Jakarta-FusilatNewsTadi pagi saya menyambangi Pasar PSPT, pasar tradisional di kawasan Tebet, Jakarta Selatan. Niatnya sederhana, membeli sedikit daging sapi, ayam, dan udang untuk acara bakar-bakaran bersama anak-anak di malam Tahun Baru. Namun, pengalaman itu membuka mata saya pada realitas yang lebih besar: kondisi ekonomi masyarakat.
Sudah hampir setahun saya tak mengunjungi pasar ini, lebih sering ke pasar tradisional di dekat rumah yang lebih murah meskipun sering kali becek. Ketika tiba di pasar Tebet, waktu sudah menunjukkan pukul 06.00 pagi. Namun, parkiran pasar yang biasanya ramai tampak lengang. Saya menjadi mobil ketiga yang terparkir di sana. Suasana yang tidak biasa untuk waktu pagi di pasar tradisional.

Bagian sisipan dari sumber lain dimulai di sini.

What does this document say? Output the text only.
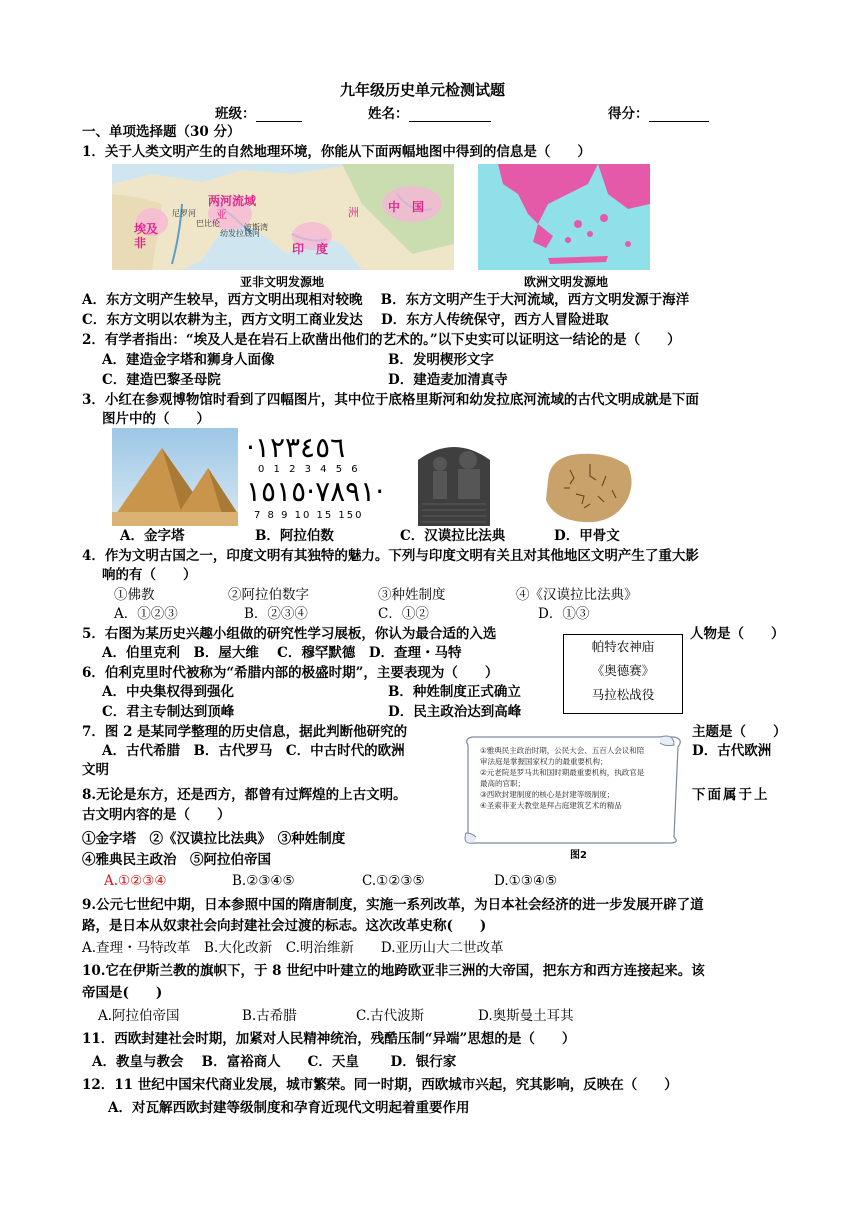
九年级历史单元检测试题
班级：	姓名：	得分：
一、单项选择题（30 分）
1．关于人类文明产生的自然地理环境，你能从下面两幅地图中得到的信息是（　　）
两河流域
埃及
非
亚	洲 中　国
印　度
波斯湾
尼罗河
巴比伦
幼发拉底河
亚非文明发源地	欧洲文明发源地
A．东方文明产生较早，西方文明出现相对较晚　 B．东方文明产生于大河流域，西方文明发源于海洋
C．东方文明以农耕为主，西方文明工商业发达　 D．东方人传统保守，西方人冒险进取
2．有学者指出：“埃及人是在岩石上砍凿出他们的艺术的。”以下史实可以证明这一结论的是（　　）
A．建造金字塔和狮身人面像	B．发明楔形文字
C．建造巴黎圣母院	D．建造麦加清真寺
3．小红在参观博物馆时看到了四幅图片，其中位于底格里斯河和幼发拉底河流域的古代文明成就是下面
图片中的（　　）
·١٢٣٤٥٦
0 1 2 3 4 5 6
٧٨٩١·١٥١٥·
7 8 9 10 15 150
A．金字塔	B．阿拉伯数	C．汉谟拉比法典	D．甲骨文
4．作为文明古国之一，印度文明有其独特的魅力。下列与印度文明有关且对其他地区文明产生了重大影
响的有（　　）
①佛教	②阿拉伯数字	③种姓制度	④《汉谟拉比法典》
A．①②③	B．②③④	C．①②	D．①③
5．右图为某历史兴趣小组做的研究性学习展板，你认为最合适的入选	人物是（　　）
A．伯里克利　B．屋大维　 C．穆罕默德　D．查理・马特	帕特农神庙
《奥德赛》
马拉松战役
6．伯利克里时代被称为“希腊内部的极盛时期”，主要表现为（　　）
A．中央集权得到强化	B．种姓制度正式确立
C．君主专制达到顶峰	D．民主政治达到高峰
7．图 2 是某同学整理的历史信息，据此判断他研究的	主题是（　　）
A．古代希腊　B．古代罗马　C．中古时代的欧洲	D．古代欧洲
文明
①雅典民主政治时期，公民大会、五百人会议和陪
审法庭是掌握国家权力的最重要机构；
②元老院是罗马共和国时期最重要机构，执政官是
最高的官职；
③西欧封建制度的核心是封建等级制度；
④圣索菲亚大教堂是拜占庭建筑艺术的精品
图2
8.无论是东方，还是西方，都曾有过辉煌的上古文明。	下面属于上
古文明内容的是（　　）
①金字塔　②《汉谟拉比法典》　③种姓制度
④雅典民主政治　⑤阿拉伯帝国
A.①②③④	B.②③④⑤	C.①②③⑤	D.①③④⑤
9.公元七世纪中期，日本参照中国的隋唐制度，实施一系列改革，为日本社会经济的进一步发展开辟了道
路，是日本从奴隶社会向封建社会过渡的标志。这次改革史称(　　)
A.查理・马特改革　B.大化改新　C.明治维新　　D.亚历山大二世改革
10.它在伊斯兰教的旗帜下，于 8 世纪中叶建立的地跨欧亚非三洲的大帝国，把东方和西方连接起来。该
帝国是(　　)
A.阿拉伯帝国	B.古希腊	C.古代波斯	D.奥斯曼土耳其
11．西欧封建社会时期，加紧对人民精神统治，残酷压制“异端”思想的是（　　）
A．教皇与教会　 B．富裕商人　　C．天皇　　 D．银行家
12．11 世纪中国宋代商业发展，城市繁荣。同一时期，西欧城市兴起，究其影响，反映在（　　）
A．对瓦解西欧封建等级制度和孕育近现代文明起着重要作用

Ketika turun ke basement, tempat para pedagang menjajakan daging, ikan, sayuran, dan bumbu-bumbuan, suasana sepi semakin terasa. Tempat itu nyaris kosong, hanya beberapa pedagang yang duduk termenung di los mereka. Kehadiran saya sebagai pembeli terasa menonjol di tengah sunyi pasar. Dalam kurun waktu 15 menit saya berada di sana, saya menjadi satu-satunya pembeli di los daging, ayam, dan ikan laut.
Lebih mencengangkan, jumlah pedagang pun berkurang drastis dibandingkan tahun lalu. Penjual daging sapi yang dulu mengisi empat los kini tinggal satu. Penjual ikan laut dari tiga los menyusut menjadi satu. Penjual ayam yang sebelumnya lima kini tersisa tiga. Bahkan, pedagang yang bertahan tampak kebingungan menunggu pembeli yang tak kunjung datang.
Padahal, harga-harga relatif stabil. Daging sapi, ayam, dan ikan laut tidak menunjukkan kenaikan harga yang signifikan meskipun ini periode Natal dan Tahun Baru. Lalu, apa yang terjadi? Pulang dari pasar, sambil menyusuri Jalan Soepomo yang juga lengang, saya terjebak dalam renungan. Apakah ini sekadar masalah harga? Atau justru cerminan daya beli masyarakat yang terus merosot?
Sepinya pasar tradisional ini bisa menjadi indikator bahwa ekonomi masyarakat di kota besar sedang tidak baik-baik saja. Daya beli masyarakat yang melemah menunjukkan bahwa uang bukan hanya sulit dicari, tetapi juga semakin hati-hati dibelanjakan. Orang mungkin masih memiliki kebutuhan, tetapi mereka mulai menahan diri, mencari alternatif yang lebih murah, atau bahkan mengurangi konsumsi.
Fenomena ini bukan hanya soal pasar tradisional. Ini adalah potret kecil dari situasi perekonomian di kota-kota besar lainnya. Di balik kilauan gedung-gedung tinggi dan jalan-jalan yang penuh kendaraan, ada lapisan masyarakat yang harus bergelut dengan realitas pahit: penghasilan yang stagnan, harga kebutuhan hidup yang terus meningkat, dan ketidakpastian ekonomi.
Sepinya Pasar Tebet adalah sebuah cerita kecil, tetapi ia memotret gambaran besar. Ini adalah peringatan bahwa ada sesuatu yang salah dalam roda perekonomian kita. Bukan hanya angka-angka makroekonomi yang perlu diperhatikan, tetapi juga bagaimana keseharian masyarakat berjalan. Saat pasar-pasar tradisional yang menjadi denyut nadi ekonomi kecil mulai meredup, itu adalah tanda bahwa ada krisis yang lebih dalam yang harus segera diatasi.